Hubble Expansion

Once the nature of the spiral nebulae was uncovered, the next astounding fact about them turned out to be that they are moving away from us, some at very high speeds. Hubble used his work on calibrating extragalactic distances together with the measured redshifts to find the expansion of the Universe. This turned out to follow a very simple law: velocity=distance*Hubble constant. The Hubble constant is the slope of the line which relates distance and velocity. It has units of velocity/distance; one can use (km/s)/ly or (km/s)/Mpc (then the distance has to use the right units).
This law arises because the scale of the Universe is expanding; the distance between any 2 points changes by the same scale factor in a given amount of time. If the distance is small and it doubles, it changes by twice a small amount. If the distance is large it changes by twice a large amount in the same time. Since velocity can be expressed as the change in distance per unit time, you can see that far away objects will appear to have a large velocity given this law. Once we know the value of the Hubble constant, one need only measure the redshift of an object and the Hubble law will yield its distance. The Hubble flow is only important on the scale of millions of ly, and is invalid for any systems which are gravitationally bound together (the gravity can resist the tendancy of space to expand). The "velocity" of expansion does not reflect motion through space, but motion caused by the expansion of space. It is therefore not subject to the restriction of the speed of light, and can have any value.
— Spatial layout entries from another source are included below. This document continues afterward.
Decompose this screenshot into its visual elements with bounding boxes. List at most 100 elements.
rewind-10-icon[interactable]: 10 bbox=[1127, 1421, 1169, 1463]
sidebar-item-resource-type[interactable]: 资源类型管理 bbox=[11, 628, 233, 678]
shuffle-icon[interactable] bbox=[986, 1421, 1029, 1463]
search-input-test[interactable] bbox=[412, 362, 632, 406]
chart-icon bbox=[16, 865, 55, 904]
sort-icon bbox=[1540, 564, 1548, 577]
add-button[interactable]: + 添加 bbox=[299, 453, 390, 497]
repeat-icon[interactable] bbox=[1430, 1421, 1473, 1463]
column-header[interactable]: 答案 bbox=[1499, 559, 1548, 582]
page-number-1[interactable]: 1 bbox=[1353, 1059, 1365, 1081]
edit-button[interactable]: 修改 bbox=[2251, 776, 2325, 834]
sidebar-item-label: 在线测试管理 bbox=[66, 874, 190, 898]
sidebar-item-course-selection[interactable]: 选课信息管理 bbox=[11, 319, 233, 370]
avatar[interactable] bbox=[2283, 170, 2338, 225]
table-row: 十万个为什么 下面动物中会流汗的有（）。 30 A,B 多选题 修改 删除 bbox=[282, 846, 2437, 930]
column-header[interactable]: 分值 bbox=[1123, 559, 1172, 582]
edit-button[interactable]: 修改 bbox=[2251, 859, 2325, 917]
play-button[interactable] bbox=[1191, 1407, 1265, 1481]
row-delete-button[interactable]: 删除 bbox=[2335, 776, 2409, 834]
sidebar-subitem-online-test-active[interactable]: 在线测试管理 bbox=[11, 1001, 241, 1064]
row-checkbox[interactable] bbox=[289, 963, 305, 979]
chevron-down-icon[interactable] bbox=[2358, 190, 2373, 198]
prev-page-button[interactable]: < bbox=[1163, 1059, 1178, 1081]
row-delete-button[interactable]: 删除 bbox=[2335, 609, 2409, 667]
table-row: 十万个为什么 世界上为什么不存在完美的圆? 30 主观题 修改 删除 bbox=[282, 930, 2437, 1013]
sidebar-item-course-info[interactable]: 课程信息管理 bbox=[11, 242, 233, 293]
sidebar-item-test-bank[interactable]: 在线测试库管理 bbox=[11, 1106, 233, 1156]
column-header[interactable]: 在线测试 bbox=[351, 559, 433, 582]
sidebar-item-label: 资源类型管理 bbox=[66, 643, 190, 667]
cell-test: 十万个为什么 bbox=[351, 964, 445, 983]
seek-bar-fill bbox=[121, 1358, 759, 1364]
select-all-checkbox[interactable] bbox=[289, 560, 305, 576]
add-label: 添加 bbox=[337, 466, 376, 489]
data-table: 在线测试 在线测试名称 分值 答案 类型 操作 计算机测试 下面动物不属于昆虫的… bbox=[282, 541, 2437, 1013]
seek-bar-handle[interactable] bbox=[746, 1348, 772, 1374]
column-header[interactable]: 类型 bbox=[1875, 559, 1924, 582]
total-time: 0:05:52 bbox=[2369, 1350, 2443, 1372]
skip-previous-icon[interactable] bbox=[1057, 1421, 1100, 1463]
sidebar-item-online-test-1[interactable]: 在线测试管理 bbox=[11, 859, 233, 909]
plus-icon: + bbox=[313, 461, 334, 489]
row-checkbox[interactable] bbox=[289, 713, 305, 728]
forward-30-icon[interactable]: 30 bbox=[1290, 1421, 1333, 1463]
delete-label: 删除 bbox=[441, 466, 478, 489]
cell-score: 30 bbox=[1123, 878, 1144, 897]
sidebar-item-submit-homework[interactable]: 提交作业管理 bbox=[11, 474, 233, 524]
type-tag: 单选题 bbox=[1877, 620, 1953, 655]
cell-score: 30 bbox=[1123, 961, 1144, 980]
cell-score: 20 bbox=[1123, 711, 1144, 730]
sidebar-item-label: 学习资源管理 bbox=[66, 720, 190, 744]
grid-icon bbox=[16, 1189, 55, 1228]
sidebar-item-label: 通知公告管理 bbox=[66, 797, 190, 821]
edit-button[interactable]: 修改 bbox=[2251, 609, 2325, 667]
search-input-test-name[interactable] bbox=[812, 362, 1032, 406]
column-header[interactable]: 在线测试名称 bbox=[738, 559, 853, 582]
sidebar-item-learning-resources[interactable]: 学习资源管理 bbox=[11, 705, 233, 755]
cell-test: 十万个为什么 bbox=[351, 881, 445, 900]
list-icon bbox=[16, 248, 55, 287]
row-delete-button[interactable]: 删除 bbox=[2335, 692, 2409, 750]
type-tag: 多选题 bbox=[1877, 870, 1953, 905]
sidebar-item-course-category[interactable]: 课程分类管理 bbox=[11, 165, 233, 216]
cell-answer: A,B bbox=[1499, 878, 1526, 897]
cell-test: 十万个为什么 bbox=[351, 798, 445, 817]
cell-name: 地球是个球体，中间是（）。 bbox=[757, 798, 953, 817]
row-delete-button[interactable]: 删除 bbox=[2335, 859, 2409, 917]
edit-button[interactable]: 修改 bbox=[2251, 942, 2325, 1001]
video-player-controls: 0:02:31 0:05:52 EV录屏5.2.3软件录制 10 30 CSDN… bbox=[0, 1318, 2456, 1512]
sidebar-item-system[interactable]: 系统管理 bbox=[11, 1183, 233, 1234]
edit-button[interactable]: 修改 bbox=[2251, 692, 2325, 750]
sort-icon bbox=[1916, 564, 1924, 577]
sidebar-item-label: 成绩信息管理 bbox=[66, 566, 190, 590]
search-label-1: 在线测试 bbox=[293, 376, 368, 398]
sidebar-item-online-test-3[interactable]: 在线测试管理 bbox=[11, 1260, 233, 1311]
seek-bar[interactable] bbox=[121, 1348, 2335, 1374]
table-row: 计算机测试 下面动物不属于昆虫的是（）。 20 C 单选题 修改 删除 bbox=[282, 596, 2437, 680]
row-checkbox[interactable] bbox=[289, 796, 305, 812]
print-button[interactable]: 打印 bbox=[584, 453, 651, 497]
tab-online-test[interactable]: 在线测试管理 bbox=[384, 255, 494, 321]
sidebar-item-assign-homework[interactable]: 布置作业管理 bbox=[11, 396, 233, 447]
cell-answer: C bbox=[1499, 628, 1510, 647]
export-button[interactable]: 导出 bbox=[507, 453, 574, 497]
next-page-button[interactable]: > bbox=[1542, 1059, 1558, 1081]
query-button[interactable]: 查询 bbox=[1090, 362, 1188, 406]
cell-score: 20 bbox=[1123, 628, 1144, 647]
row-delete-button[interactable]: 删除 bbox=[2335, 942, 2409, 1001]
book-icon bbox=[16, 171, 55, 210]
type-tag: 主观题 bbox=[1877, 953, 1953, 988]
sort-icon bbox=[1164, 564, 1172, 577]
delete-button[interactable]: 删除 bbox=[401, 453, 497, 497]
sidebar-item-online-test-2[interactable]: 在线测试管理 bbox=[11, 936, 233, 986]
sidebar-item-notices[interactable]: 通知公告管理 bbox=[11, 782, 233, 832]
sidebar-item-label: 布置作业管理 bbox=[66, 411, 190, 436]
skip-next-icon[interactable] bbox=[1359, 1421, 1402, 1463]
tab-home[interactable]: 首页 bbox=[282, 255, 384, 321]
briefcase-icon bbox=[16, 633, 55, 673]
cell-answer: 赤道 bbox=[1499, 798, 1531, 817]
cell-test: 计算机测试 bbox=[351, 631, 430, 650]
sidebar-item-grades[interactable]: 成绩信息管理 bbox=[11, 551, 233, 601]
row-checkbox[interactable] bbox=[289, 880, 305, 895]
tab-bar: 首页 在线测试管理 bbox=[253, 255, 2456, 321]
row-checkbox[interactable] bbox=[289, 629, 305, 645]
The size and age of the observable Universe can be found when the Hubble expansion is understood. The best way to see its relation to the age is to imagine reversing time. Now the Universe is everywhere contracting instead of expanding, and the distances between things is constantly decreasing. Obviously, if you run this "movie" long enough the scale of the Universe will shrink to zero! The time it takes to do that is the age of the Universe. If the Hubble constant really were constant, then the age would be given by its reciprocal (1/H); you can see that the units work out that way: 1/H ~ dist./ (dist./time) ~ time. With our best estimate of the value of H (from observing distance galaxies and measuring their redshift and having an independent way of estimating their distance) we find an age of about 14 billion years. This agrees well with the ages of the oldest globular clusters, which seem about 13 billion years old.
The size of the observable Universe is then given by the distance light can have travelled since the beginning, namely 14 billion light years. The "true" Universe could be much bigger than that (and we think it is), but that is the "horizon" over which we cannot see. As we look out toward this horizon, we are also looking back in time, since the light we see from far away has taken a very long time to reach us. Thus, it is possible to review the history of the Universe by looking further and further - by building bigger telescopes to view fainter objects we are building time machines with greater reach into the past. We currently can see back to the era when galaxies were being assembled, with optical and infrared telescopes. We actually see much further back than that, to the time when the Universe first became transparent, when we observe the cosmic microwave background.
The Hubble constant need not have been constant for the whole history of the Universe. Since there is mass/energy in the Universe, there is a gravity associated with it. This will cause the expansion of the Universe to slow with time, just as a ball thrown into the air slows its upward flight. Correcting for this effect reduces the age estimated from the current Hubble constant by 1/3 if the Universe will eventually slow to a stop (which would be in conflict with the globular cluster ages). This is fixed, however, if the Universe is now accelerating (as recent results suggest). There are three possibilitites for the overall curvature of spacetime in the Universe: it can be closed, flat, or open.

These correspond to three eventual fates: it can recollapse after some (large) time, the expansion can slow to a halt after an infinite time, or the expansion can go on forever at some rate. Since the amount of gravity determines the curvature, and matter makes gravity, there is a "critical density" which corresponds to flatness. We think that the geometry of the observable Universe must be flat, because of the inflation hypothesis. Observations of the Cosmic Microwave Background appear to be providing accurate confirmation of this. Actually, things have gotten more complicated since the discovery using Type I supernovae that the expansion of the Universe may be accelerating. This would be due to a kind of "cosmic antigravity" (akin to Einstein's cosmological constant). In that case, the Universe can be flat, but could expand as though it were very open (galaxies within our horizon today can be pulled beyond it by this accelerating expansion). Either way, the Universe will end up very empty and cold. Cosmology is now both a theoretical and observational science with increasing precision; the important parameters of our Universe will be fairly well known by the end of the first decade of the 21st century.